Mutations in the skeletal muscle α-actin gene (ACTA1) cause congenital myopathies including nemaline myopathy, actin aggregate myopathy and rod-core disease. The majority of patients with ACTA1 mutations have severe hypotonia and do not survive beyond the age of one. A transgenic mouse model was generated expressing an autosomal dominant mutant (D286G) of ACTA1 (identified in a severe nemaline myopathy patient) fused with EGFP. Nemaline bodies were observed in multiple skeletal muscles, with serial sections showing these correlated to aggregates of the mutant skeletal muscle α-actin-EGFP. Isolated extensor digitorum longus and soleus muscles were significantly weaker than wild-type (WT) muscle at 4 weeks of age, coinciding with the peak in structural lesions. These 4 week-old mice were ~30% less active on voluntary running wheels than WT mice. The α-actin-EGFP protein clearly demonstrated that the transgene was expressed equally in all myosin heavy chain (MHC) fibre types during the early postnatal period, but subsequently became largely confined to MHCIIB fibres. Ringbinden fibres, internal nuclei and myofibrillar myopathy pathologies, not typical features in nemaline myopathy or patients with ACTA1 mutations, were frequently observed. Ringbinden were found in fast fibre predominant muscles of adult mice and were exclusively MHCIIB-positive fibres. Thus, this mouse model presents a reliable model for the investigation of the pathobiology of nemaline body formation and muscle weakness and for evaluation of potential therapeutic interventions. The occurrence of core-like regions, internal nuclei and ringbinden will allow analysis of the mechanisms underlying these lesions. The occurrence of ringbinden and features of myofibrillar myopathy in this mouse model of ACTA1 disease suggests that patients with these pathologies and no genetic explanation should be screened for ACTA1 mutations.

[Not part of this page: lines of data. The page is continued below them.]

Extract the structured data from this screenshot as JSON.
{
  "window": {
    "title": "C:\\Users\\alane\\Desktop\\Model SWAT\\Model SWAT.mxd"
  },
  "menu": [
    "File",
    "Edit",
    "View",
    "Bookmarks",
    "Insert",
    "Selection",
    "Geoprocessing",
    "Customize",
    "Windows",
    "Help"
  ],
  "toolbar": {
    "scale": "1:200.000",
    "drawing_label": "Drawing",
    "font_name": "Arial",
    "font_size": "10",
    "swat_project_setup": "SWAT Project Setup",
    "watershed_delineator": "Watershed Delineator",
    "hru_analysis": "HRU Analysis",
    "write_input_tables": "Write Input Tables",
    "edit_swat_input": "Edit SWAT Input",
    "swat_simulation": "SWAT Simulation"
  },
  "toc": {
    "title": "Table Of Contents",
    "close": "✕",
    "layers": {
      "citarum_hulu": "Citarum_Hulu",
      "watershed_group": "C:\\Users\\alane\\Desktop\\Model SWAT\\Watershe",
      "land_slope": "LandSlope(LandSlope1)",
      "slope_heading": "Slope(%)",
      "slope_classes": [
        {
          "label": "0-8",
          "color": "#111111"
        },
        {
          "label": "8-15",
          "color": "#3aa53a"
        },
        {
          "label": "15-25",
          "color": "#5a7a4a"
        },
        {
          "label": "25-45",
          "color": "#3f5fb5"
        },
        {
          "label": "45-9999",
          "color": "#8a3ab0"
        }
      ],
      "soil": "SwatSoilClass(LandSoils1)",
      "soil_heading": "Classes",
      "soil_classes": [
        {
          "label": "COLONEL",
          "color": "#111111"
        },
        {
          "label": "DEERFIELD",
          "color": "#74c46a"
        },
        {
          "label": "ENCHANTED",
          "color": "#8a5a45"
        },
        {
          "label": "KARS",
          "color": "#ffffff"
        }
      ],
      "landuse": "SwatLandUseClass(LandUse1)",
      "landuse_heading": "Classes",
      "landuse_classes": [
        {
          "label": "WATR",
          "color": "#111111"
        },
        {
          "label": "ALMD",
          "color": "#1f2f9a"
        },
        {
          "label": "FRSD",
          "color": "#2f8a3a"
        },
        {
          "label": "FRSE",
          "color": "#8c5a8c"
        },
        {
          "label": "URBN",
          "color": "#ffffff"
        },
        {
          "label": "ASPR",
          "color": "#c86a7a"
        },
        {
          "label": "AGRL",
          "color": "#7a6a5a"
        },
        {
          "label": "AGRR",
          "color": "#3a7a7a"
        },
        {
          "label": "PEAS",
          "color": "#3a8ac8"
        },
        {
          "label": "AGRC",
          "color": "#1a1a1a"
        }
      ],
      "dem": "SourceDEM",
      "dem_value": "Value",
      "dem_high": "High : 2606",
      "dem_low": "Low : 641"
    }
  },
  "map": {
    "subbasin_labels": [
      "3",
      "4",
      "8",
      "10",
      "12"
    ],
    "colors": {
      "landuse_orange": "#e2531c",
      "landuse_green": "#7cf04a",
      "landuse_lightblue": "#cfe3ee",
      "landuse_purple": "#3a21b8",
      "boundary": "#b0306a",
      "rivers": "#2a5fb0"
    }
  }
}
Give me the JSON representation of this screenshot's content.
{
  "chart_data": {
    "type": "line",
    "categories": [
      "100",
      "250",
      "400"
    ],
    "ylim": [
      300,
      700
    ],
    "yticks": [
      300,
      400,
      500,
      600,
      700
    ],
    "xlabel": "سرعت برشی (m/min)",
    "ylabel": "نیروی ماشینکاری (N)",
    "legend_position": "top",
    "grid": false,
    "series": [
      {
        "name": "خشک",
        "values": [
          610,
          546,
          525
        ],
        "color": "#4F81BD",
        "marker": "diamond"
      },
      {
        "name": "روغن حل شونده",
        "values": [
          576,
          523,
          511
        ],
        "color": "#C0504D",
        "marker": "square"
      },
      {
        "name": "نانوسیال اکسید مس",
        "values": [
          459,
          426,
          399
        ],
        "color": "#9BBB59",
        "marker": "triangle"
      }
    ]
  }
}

骨骼肌α-肌动蛋白基因(ACTA1)突变可导致先天性肌病,包括杆状体肌病、肌动蛋白聚集性肌病和杆-核病。大多数 ACTA1 突变患者存在严重的低张力,且无法存活至 1 岁以上。本研究构建了一个表达常染色体显性突变(在严重杆状体肌病患者中发现的 D286G)的转基因小鼠模型,突变的骨骼肌α-肌动蛋白与 EGFP 融合表达。在多种骨骼肌中观察到杆状体,连续切片显示这些杆状体与突变的骨骼肌α-肌动蛋白-EGFP 聚集有关。在 4 周龄时,与野生型(WT)肌肉相比,分离的趾长伸肌和比目鱼肌明显较弱,这与结构病变的高峰期一致。这些 4 周龄的小鼠在自愿跑轮上的活动量比 WT 小鼠低约 30%。α-肌动蛋白-EGFP 蛋白清楚地表明,在出生后早期,转基因在所有肌球蛋白重链(MHC)纤维类型中表达均等,但随后主要局限于 MHCIIB 纤维。环状纤维、内部核和肌原纤维肌病病理学,这些不是杆状体肌病或 ACTA1 突变患者的典型特征,经常被观察到。在成年小鼠的快肌纤维占主导的肌肉中发现了环状纤维,且这些纤维均为 MHCIIB 阳性纤维。因此,该小鼠模型为研究杆状体形成和肌肉无力的病理生物学以及评估潜在治疗干预措施提供了一个可靠的模型。核心样区域、内部核和环状纤维的出现将允许分析这些病变的潜在机制。在 ACTA1 疾病的小鼠模型中,环状纤维和肌原纤维肌病的出现表明,具有这些病变且无遗传解释的患者应筛查 ACTA1 突变。